Hopper was one of the first programmers to work on the new Harvard IBM Mark I computer, a 50-foot-long behemoth capable of a staggering three calculations per second (!), and after the war she opted to stay on at Harvard and continue working in the nascent programming field. It was while working on the new UNIVAC computer that she developed the first ever language compiler, which later became the programming language COBOL. Hopper’s idea was that programs could be written in a language closer to English than machine code or assembly language.
Later she drove the implementation of standards for testing computer systems and languages (yay, standards!) that were later adopted and administered by the National Office of Standards and Technology.
Aside from the delicious irony of her win as the first “Man of the Year” award from the Data Processing Management Association in 1969, Grace Hopper also has an annual award, a ship, a road, a park and a data processing centre named after her. The official advisory council on the recruitment and retention of women at Microsoft is named “Hoppers” in her honour, and she has been called “The mother of computers”—but, if anyone has heard of her, it is usually because of one particular event that occurred relatively early in her career.
The first computer bug
While working at Harvard on the IBM Mark II, a moth was found to be stuck in one of the relays that formed part of the machine, causing her to remark that they were “debugging” the system. While it is not certain that the term computer bug is solely attributable to Hopper, she certainly brought the term into popular usage. (The moth is still on display in the group’s log book at the Smithsonian.)

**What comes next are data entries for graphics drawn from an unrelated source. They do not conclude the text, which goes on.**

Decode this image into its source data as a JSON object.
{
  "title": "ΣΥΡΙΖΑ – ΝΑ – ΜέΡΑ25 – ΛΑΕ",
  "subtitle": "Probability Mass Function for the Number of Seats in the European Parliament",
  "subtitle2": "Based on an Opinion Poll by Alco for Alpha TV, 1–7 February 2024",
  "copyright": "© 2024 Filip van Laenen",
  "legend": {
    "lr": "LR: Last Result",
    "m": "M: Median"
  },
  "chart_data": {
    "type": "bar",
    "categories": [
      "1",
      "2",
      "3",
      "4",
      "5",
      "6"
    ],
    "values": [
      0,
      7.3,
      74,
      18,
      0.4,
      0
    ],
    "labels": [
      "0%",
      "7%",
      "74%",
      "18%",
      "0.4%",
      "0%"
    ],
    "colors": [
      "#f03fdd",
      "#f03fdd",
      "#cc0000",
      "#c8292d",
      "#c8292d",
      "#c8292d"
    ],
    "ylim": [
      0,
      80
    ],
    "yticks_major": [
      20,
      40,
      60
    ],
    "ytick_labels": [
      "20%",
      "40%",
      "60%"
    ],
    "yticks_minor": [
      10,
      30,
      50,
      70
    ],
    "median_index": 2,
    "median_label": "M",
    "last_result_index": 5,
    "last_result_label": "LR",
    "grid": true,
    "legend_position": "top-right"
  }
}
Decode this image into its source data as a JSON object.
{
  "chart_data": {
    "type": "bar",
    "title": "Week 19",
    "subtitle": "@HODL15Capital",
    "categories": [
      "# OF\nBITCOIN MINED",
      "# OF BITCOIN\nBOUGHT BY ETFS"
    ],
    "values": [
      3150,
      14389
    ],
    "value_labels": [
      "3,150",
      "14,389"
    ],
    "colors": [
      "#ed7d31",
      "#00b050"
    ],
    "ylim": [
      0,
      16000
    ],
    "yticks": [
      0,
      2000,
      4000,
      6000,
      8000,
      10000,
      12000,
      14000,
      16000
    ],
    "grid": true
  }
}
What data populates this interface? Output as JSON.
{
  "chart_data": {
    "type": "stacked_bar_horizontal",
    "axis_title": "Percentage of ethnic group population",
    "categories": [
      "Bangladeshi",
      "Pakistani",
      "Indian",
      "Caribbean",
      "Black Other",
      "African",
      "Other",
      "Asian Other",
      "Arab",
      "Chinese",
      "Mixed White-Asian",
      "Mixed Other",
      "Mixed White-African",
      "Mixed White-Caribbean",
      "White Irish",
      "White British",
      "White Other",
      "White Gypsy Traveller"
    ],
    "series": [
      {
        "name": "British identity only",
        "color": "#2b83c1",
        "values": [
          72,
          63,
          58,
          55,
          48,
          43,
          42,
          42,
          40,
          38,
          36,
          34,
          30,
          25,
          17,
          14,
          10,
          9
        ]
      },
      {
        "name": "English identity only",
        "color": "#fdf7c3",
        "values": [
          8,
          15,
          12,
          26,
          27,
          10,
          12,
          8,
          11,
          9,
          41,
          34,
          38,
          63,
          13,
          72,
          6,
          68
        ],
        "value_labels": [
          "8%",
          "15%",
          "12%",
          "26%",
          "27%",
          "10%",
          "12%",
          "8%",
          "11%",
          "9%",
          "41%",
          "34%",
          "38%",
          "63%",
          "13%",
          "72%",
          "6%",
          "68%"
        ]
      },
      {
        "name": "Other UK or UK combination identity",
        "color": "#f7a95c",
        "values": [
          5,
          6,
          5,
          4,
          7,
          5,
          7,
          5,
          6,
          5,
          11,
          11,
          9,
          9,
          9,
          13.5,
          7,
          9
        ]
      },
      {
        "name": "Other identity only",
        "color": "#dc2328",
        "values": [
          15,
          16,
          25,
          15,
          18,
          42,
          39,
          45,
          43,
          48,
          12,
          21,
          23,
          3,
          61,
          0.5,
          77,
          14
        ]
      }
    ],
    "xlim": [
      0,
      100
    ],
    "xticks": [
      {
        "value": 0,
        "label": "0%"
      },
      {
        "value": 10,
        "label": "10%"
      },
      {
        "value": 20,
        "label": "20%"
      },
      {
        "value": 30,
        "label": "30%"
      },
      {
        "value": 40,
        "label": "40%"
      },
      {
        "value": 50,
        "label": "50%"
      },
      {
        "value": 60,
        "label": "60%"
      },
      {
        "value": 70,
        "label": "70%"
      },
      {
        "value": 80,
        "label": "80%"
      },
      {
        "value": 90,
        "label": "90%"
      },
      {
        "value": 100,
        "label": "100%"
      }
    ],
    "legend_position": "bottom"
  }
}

Grace Hopper died in 1992 at the age of 85. Almost until the end of her life, she was active lecturing and speaking at universities and computer seminars on the importance of change. As she said, “the most damaging phrase in the language is ‘We’ve always done it this way.’”
“Our young people are the future. We must provide for them. We must give them the positive leadership they’re looking for ... You manage things; you lead people.”